Le camp d’été décolonial fait polémique

 Le camp d’été décolonial fait polémique


 


Après la polémique stérile sur l’explosion imaginaire du burkini sur les plages de notre pays, la tenue « d’un camp d’été décolonial non-mixte », dénoncés par certains comme « anti-blanc », devrait nous occuper pendant quelques jours.


 


C'est aujourd'hui, jeudi 25 août, et jusqu'au 28 août, que commence au centre International de Séjour à Reims (CIS), un lieu privé, le camp d'été décolonial.

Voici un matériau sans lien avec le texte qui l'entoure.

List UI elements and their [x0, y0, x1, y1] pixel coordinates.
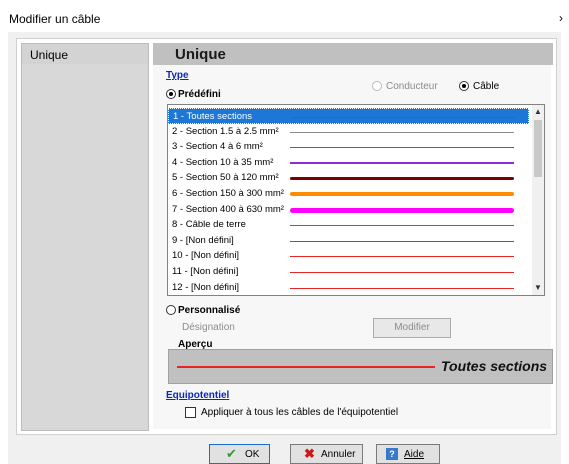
list-item[interactable]: 6 - Section 150 à 300 mm²	[168, 186, 529, 202]
cable-line-sample	[291, 117, 515, 118]
cable-line-sample	[290, 192, 514, 196]
list-item-label: 11 - [Non défini]	[172, 266, 239, 277]
ok-label: OK	[245, 449, 260, 460]
list-item-label: 5 - Section 50 à 120 mm²	[172, 172, 279, 184]
type-heading[interactable]: Type	[166, 70, 189, 81]
modifier-button[interactable]: Modifier	[373, 318, 451, 338]
cable-line-sample	[290, 147, 514, 149]
annuler-button[interactable]: ✖ Annuler	[290, 444, 363, 464]
list-item[interactable]: 1 - Toutes sections	[168, 108, 529, 124]
cable-line-sample	[290, 177, 514, 181]
page-title: Unique	[175, 46, 226, 63]
cable-type-list[interactable]: 1 - Toutes sections 2 - Section 1.5 à 2.5…	[167, 104, 545, 296]
list-item-label: 8 - Câble de terre	[172, 219, 246, 231]
list-item-label: 1 - Toutes sections	[173, 111, 253, 122]
list-item[interactable]: 12 - [Non défini]	[168, 280, 529, 295]
personnalise-label: Personnalisé	[178, 305, 241, 316]
list-item[interactable]: 7 - Section 400 à 630 mm²	[168, 202, 529, 218]
list-item-label: 7 - Section 400 à 630 mm²	[172, 203, 284, 215]
list-item[interactable]: 2 - Section 1.5 à 2.5 mm²	[168, 124, 529, 140]
list-item-label: 4 - Section 10 à 35 mm²	[172, 156, 274, 168]
apercu-line	[177, 366, 435, 368]
cable-line-sample	[290, 131, 514, 133]
cable-radio[interactable]	[459, 81, 469, 91]
sidebar-item-label: Unique	[30, 48, 69, 62]
list-item-label: 3 - Section 4 à 6 mm²	[172, 141, 263, 153]
predefini-label: Prédéfini	[178, 89, 221, 100]
aide-button[interactable]: ? Aide	[376, 444, 440, 464]
equipotentiel-checkbox[interactable]	[185, 407, 196, 418]
scroll-up-icon[interactable]: ▲	[532, 105, 544, 119]
cable-line-sample	[290, 287, 514, 289]
cable-line-sample	[290, 256, 514, 258]
section-header: Unique	[153, 43, 553, 65]
list-scrollbar[interactable]: ▲ ▼	[532, 105, 544, 295]
cable-line-sample	[290, 161, 514, 164]
list-item[interactable]: 11 - [Non défini]	[168, 264, 529, 280]
close-icon[interactable]: ›	[555, 11, 567, 25]
title-bar: Modifier un câble ›	[0, 0, 569, 30]
list-item-label: 10 - [Non défini]	[172, 250, 240, 262]
designation-label: Désignation	[182, 322, 235, 333]
scroll-down-icon[interactable]: ▼	[532, 281, 544, 295]
cable-line-sample	[290, 240, 514, 242]
list-item-label: 2 - Section 1.5 à 2.5 mm²	[172, 125, 279, 137]
aide-label: Aide	[404, 449, 425, 460]
list-item-label: 9 - [Non défini]	[172, 234, 234, 246]
equipotentiel-heading[interactable]: Equipotentiel	[166, 390, 229, 401]
ok-button[interactable]: ✔ OK	[209, 444, 270, 464]
predefini-radio[interactable]	[166, 89, 176, 99]
help-icon: ?	[386, 448, 398, 460]
sidebar-item-unique[interactable]: Unique	[22, 44, 148, 64]
scroll-thumb[interactable]	[534, 120, 542, 177]
apercu-preview: Toutes sections	[168, 349, 553, 384]
annuler-label: Annuler	[321, 449, 356, 460]
cable-line-sample	[290, 225, 514, 227]
list-item-label: 6 - Section 150 à 300 mm²	[172, 188, 284, 199]
list-item[interactable]: 10 - [Non défini]	[168, 248, 529, 264]
cross-icon: ✖	[304, 446, 315, 461]
sidebar: Unique	[21, 43, 149, 431]
cable-line-sample	[290, 207, 514, 213]
list-item[interactable]: 4 - Section 10 à 35 mm²	[168, 155, 529, 171]
equipotentiel-label: Appliquer à tous les câbles de l'équipot…	[201, 407, 399, 418]
window-title: Modifier un câble	[9, 12, 101, 26]
cable-label: Câble	[473, 81, 500, 92]
cable-line-sample	[290, 272, 514, 273]
conducteur-label: Conducteur	[386, 81, 438, 92]
conducteur-radio[interactable]	[372, 81, 382, 91]
list-item-label: 12 - [Non défini]	[172, 281, 240, 293]
list-item[interactable]: 5 - Section 50 à 120 mm²	[168, 170, 529, 186]
personnalise-radio[interactable]	[166, 305, 176, 315]
list-item[interactable]: 9 - [Non défini]	[168, 233, 529, 249]
list-item[interactable]: 3 - Section 4 à 6 mm²	[168, 139, 529, 155]
list-item[interactable]: 8 - Câble de terre	[168, 217, 529, 233]
checkmark-icon: ✔	[226, 446, 237, 461]
apercu-text: Toutes sections	[441, 358, 548, 374]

Au programme de ce séminaire de formation à l'antiracisme politique, des ateliers d'écriture pour «décoloniser l'imagination», des outils pour «construire une lutte anticapitaliste décoloniale à l'échelle de l'UE», mais aussi «lutter contre la négrophobie des personnes racisé.e.s non noir.e.s», et «combattre les politiques anti-migrations». Ce n’est donc pas le fond de la rencontre qui dérange, mais qu'elle soit exclusivement ouvert aux « victimes du racisme d’état ». «Le camp d'été est réservé uniquement aux personnes subissant à titre personnel le racisme d'État en contexte français, nous accepterons cependant quelques inscriptions de personnes subissant le racisme d'État mais vivants dans d'autres pays», disent clairement les organisatrices sur leur site internet.


A l’initiative de cet événement controversé, on retrouve Sihame Assbague, militante anti-raciste, ancienne porte-parole du Collectif «stop au contrôle au faciès», membre du Collectif Mafed, Marche des femmes pour la dignité, et Fania Noël, qui se présente comme une «afroféministe anticapitaliste, anticolonialiste et anti-impérialiste». Dès l’annonce du colloque en avril dernier, certains ont vivement critiqué la rencontre, la qualifiant de « raciste anti-blanc ». 



Pour la Ligue internationale contre le racisme et l’antisémitisme (Licra), «le travail de prise de conscience fait par les associations de lutte contre le racisme est légitime, mais ne doit jamais être fait de façon provocatrice d’autant que si l’accès est vraiment restreint, cela devient en plus illégal», a critiqué Noémie Michelin, responsable de l’antenne rémoise de la Licra, jugeant la rencontre « discriminante ». En revanche, pour Martine Solczanski, directrice du centre International de Séjour, le séminaire n’interfère pas avec les principes de non-discrimination défendus par son établissement. «Nous avons traité leur demande de réservation comme tous les groupes et professionnellement ça ne me pose pas de problème», a-t-elle réagi.


180 personnes sont donc attendues pour ces quatre jours. Les inscriptions ont été faites au préalable et selon nos informations, « seuls les inscrits seront admis » et « aucune exception ne sera faite ».


« Nous critiquer sur la non-mixité est quand même très osé, surtout venant de la bouche de ceux qui l’utilise tous les jours, au Sénat, à l’Assemblée, au CAC 40, dans tous les organes du pouvoir », raille un participant. « Nous qualifier d’anti-blanc, juste parce que nous désirons nous réunir ensemble l'espace d'un moment est ridicule. Nous ne pratiquons pas la non-mixité tous les jours. Bien au contraire ! Nous travaillons tous les jours avec des associations, où énormément de Blancs sont présents », explique une autre militante. Un «entre-soi » qui s’explique en partie par la défiance que beaucoup ressentent vis à vis des associations anti-racistes classiques. « Plus nous militons et plus nous nous rendons compte que le rouleau compresseur de l’antiracisme moral aka Touche-pas-à-mon-pote a fait des dégâts et a très largement contribué à la dépolitisation de ces sujets », explique les organisatrices.


« L’accès à la parole est déterminant. Il est donc primordial que les personnes qui subissent le racisme d’état puissent se retrouver ensemble pour s'organiser comme elles le désirent. Pour débattre comme elles l'entendent, pour exprimer leurs revendications, définir nos oppressions, et mettre en place nos stratégies », nous confie une jeune femme, proche des organisatrices. « Nous devons diriger nos luttes. Nous avons compris que comme pour les luttes féministes, la non-mixité, doit demeurer la pratique de base de toute lutte. Et c’est à ce moment-là que nous pourrons construire d’autres alliances. Sinon, les mêmes mécanismes de domination reviendront », conclut encore cette jeune fille.